Local Testing with Multiple Instances

# Terminal 1 (will become leader)
LEADER_ELECTION_INSTANCE_ID=instance-1 ./maplefile-backend

# Terminal 2 (follower)
LEADER_ELECTION_INSTANCE_ID=instance-2 ./maplefile-backend

# Terminal 3 (follower)
LEADER_ELECTION_INSTANCE_ID=instance-3 ./maplefile-backend

Watch the logs:

  • Only instance-1 (leader) will execute tasks
  • instance-2 and instance-3 will skip task execution

Kill instance-1 and watch:

  • Either instance-2 or instance-3 becomes the new leader
  • The new leader starts executing tasks
  • The remaining follower continues to skip

Testing Task Execution

Create a test task that runs every minute:

type TestTask struct {
    logger *zap.Logger
}

func (t *TestTask) Name() string {
    return "TestTask"
}

func (t *TestTask) Schedule() string {
    return "* * * * *" // Every minute
}

func (t *TestTask) Execute(ctx context.Context) error {
    t.logger.Info("TEST TASK EXECUTED - I am the leader!")
    return nil
}

This makes it easy to see which instance is executing tasks.

Configuration

Enable/Disable Leader Election

Leader election for the scheduler is controlled by the LEADER_ELECTION_ENABLED environment variable:

# With leader election (default)
LEADER_ELECTION_ENABLED=true

# Without leader election (all instances run tasks - NOT RECOMMENDED for production)
LEADER_ELECTION_ENABLED=false

Behavior Matrix

Leader Election Instances Task Execution
Enabled Single Tasks run on that instance
Enabled Multiple Tasks run ONLY on leader
Disabled Single Tasks run on that instance
Disabled Multiple Tasks run on ALL instances ⚠️

Best Practices

  1. Always enable leader election in production when running multiple instances
  2. Keep tasks idempotent - if a task is accidentally executed twice, it shouldn't cause problems
  3. Handle task failures gracefully - the scheduler will log errors but continue running
  4. Don't run long tasks - tasks block the scheduler thread
  5. Use context - respect context cancellation for graceful shutdown
  6. Log appropriately - use structured logging to track task execution
  7. Test failover - verify new leader takes over task execution

Monitoring

Check Scheduler Status

You can check which instance is executing tasks by looking at the logs:

# Leader logs
grep "Leader executing" logs/app.log

# Follower logs (DEBUG level)
grep "Skipping task execution" logs/app.log

Health Check

You could add a health check endpoint to expose scheduler status:

func (h *HealthHandler) SchedulerHealth(w http.ResponseWriter, r *http.Request) {
    tasks := h.scheduler.GetRegisteredTasks()
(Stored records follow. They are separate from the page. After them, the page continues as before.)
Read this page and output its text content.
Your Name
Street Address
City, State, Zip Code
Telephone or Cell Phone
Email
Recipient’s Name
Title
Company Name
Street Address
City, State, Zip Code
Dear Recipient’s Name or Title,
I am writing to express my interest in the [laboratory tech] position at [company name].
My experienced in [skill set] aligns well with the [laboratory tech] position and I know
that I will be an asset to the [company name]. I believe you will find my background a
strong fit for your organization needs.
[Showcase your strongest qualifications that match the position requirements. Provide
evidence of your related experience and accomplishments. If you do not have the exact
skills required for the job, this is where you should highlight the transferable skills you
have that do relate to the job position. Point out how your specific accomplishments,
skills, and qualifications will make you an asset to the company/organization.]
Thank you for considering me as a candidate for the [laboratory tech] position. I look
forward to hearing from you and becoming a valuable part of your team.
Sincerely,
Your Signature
    response := map[string]interface{}{
        "registered_tasks": tasks,
        "leader_election_enabled": h.config.LeaderElection.Enabled,
        "is_leader": h.leaderElection.IsLeader(),
        "will_execute_tasks": !h.config.LeaderElection.Enabled || h.leaderElection.IsLeader(),
    }

    json.NewEncoder(w).Encode(response)
}

Troubleshooting

Tasks not running on any instance

  1. Check leader election is working: grep "Became the leader" logs/app.log
  2. Check tasks are registered: Look for "Registering scheduled task" in logs
  3. Check scheduler started: Look for "Scheduler started successfully"

Tasks running on multiple instances

  1. Check LEADER_ELECTION_ENABLED=true in all instances
  2. Check all instances connect to the same Redis
  3. Check network connectivity between instances and Redis

Tasks not running after leader failure

  1. Check LEADER_ELECTION_LOCK_TTL - should be < 30s for fast failover
  2. Check LEADER_ELECTION_RETRY_INTERVAL - followers should retry frequently
  3. Check new leader logs for "Became the leader"
  4. Verify new leader executes tasks after election